Has LTTE executed its military spokesman?
NEW DELHI: Sri Lanka's Tamil Tigers may have killed their high-profile military spokesman on charges of being a "traitor" when they began suffering heavily early this year, Tamil sources say.
Speculation that Irasiah Ilanthirayan alias Marshall has been executed has been doing the rounds of Tamil circles for around a month. The sources now say that he could have been done away with in January.
The Liberation Tigers of Tamil Eelam (LTTE) has not commented on the whereabouts of Ilanthirayan or his fate. There have been no references to him for some months in the media sympathetic to the LTTE.
Ilanthirayan, who was adept in English and Tamil, was based in the LTTE territory in Sri Lanka's north when Colombo started a major offensive from late 2008, forcing the Tigers to cede land they had held for long years.
According to the Tamil activists who spoke to IANS from Sri Lanka, Ilanthirayan was accused of being linked to the Sri Lankan intelligence and of plotting against the LTTE.
The LTTE intelligence wing would have carried out his execution, the sources say.
In the ultra-secretive LTTE, Ilanthirayan emerged as a valuable media source from August 2006 as fighting escalated between the military and the Tamil Tigers in Sri Lanka's eastern province.

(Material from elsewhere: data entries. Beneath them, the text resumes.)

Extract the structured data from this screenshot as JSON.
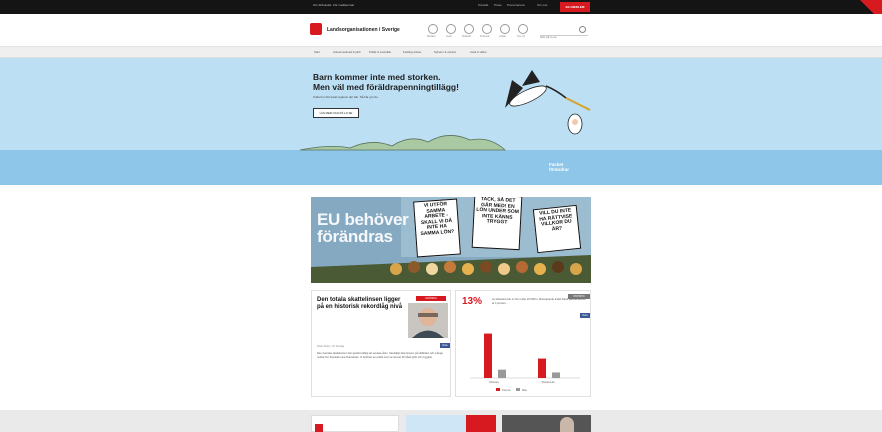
{
  "topbar": {
    "left_links": [
      "Om förbundet",
      "För medlemmar"
    ],
    "right_links": [
      "Kontakt",
      "Press",
      "Prenumerera",
      "Om oss"
    ],
    "cta_label": "BLI MEDLEM"
  },
  "header": {
    "brand": "Landsorganisationen i Sverige",
    "icons": [
      {
        "name": "person-icon",
        "label": "Medlem"
      },
      {
        "name": "document-icon",
        "label": "Avtal"
      },
      {
        "name": "chart-icon",
        "label": "Statistik"
      },
      {
        "name": "building-icon",
        "label": "Förbund"
      },
      {
        "name": "pin-icon",
        "label": "Lokalt"
      },
      {
        "name": "info-icon",
        "label": "Om LO"
      }
    ],
    "search_placeholder": "Sök på lo.se"
  },
  "nav": {
    "items": [
      "Start",
      "Arbetsmarknad & jobb",
      "Politik & samhälle",
      "Fackligt arbete",
      "Nyheter & opinion",
      "Avtal & villkor"
    ]
  },
  "hero": {
    "headline_line1": "Barn kommer inte med storken.",
    "headline_line2": "Men väl med föräldrapenningtillägg!",
    "subtext": "Kolla hur ditt avtal reglerar det här. Så här gör du",
    "button_label": "LÄS MER OCH PÅ LO.SE",
    "brand_line1": "Facket",
    "brand_line2": "förändrar"
  },
  "eu_banner": {
    "title_line1": "EU behöver",
    "title_line2": "förändras",
    "signs": [
      "VI UTFÖR SAMMA ARBETE - SKALL VI DÅ INTE HA SAMMA LÖN?",
      "TACK, SÅ DET GÅR MED! EN LÖN UNDER SOM INTE KÄNNS TRYGGT",
      "VILL DU INTE HA RÄTTVISE VILLKOR DU ÄR?"
    ]
  },
  "article_card": {
    "title": "Den totala skattelinsen ligger på en historisk rekordlåg nivå",
    "tag": "KRÖNIKA",
    "byline": "Peter Ström, LO Sverige",
    "share": "Dela",
    "body": "Den svenska skattekvoten har sjunkit kraftigt de senaste åren. Samtidigt ökar kraven på välfärden och många undrar hur framtiden ska finansieras. Vi behöver en politik som tar ansvar för både jobb och trygghet."
  },
  "stat_card": {
    "big_number": "13%",
    "description": "av arbetarna har en lön under 20 000 kr. Motsvarande andel bland tjänstemännen är 4 procent.",
    "badge": "STATISTIK",
    "share": "Dela",
    "legend": [
      "Kvinnor",
      "Män"
    ]
  },
  "chart_data": {
    "type": "bar",
    "categories": [
      "Arbetare",
      "Tjänstemän"
    ],
    "series": [
      {
        "name": "Kvinnor",
        "values": [
          16,
          7
        ]
      },
      {
        "name": "Män",
        "values": [
          3,
          2
        ]
      }
    ],
    "ylim": [
      0,
      18
    ],
    "colors": [
      "#d71920",
      "#999999"
    ]
  },
  "colors": {
    "accent": "#d71920",
    "hero_sky": "#bcdff4",
    "hero_water": "#8ec6ea",
    "topbar": "#141414"
  }
}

Proactive by nature, he interacted with journalists in Sri Lanka and abroad, at times making friendly and informal telephone calls too.
Ilanthirayan also kept in touch with MPs from the pro-LTTE Tamil National Alliance (TNA). None of the MPs have heard from him for months.
Although he was supposed to deal only with military matters, he took questions from journalists on other issues as well. He could be contacted on telephone as well as email.
It was Ilanthirayan who announced the appointment of B. Nadesan as the LTTE's political head in November 2007 after incumbent S.P. Tamilchelvan died in a stunning Sri Lankan air raid.
His last major public statement was made in May 2008 when he claimed the death of 30 Sri Lankan soldiers and the capture of weapons from the military following heavy fighting in Mannar.
If reports about Ilanthirayan's execution are true, then he must be the most high profile LTTE personality to be purged violently within, following a string of killings in the wake of the split in the Tigers in March-April 2004.
Since its formation in 1976, the LTTE has killed a large number of Tamils it has accused of betraying its cause.
In August 1993, the LTTE arrested its then number two, known as Mahattaya, and many of his supporters on charges of being Indian spies. He was executed in December 1994.
Paranoid about infiltration into its ranks, the LTTE does not take kindly to unauthorised contacts by its members with outsiders. Even those allowed to interact with the outside world are closely monitored.
Any act, seen as treachery by the LTTE, is neither forgotten nor forgiven.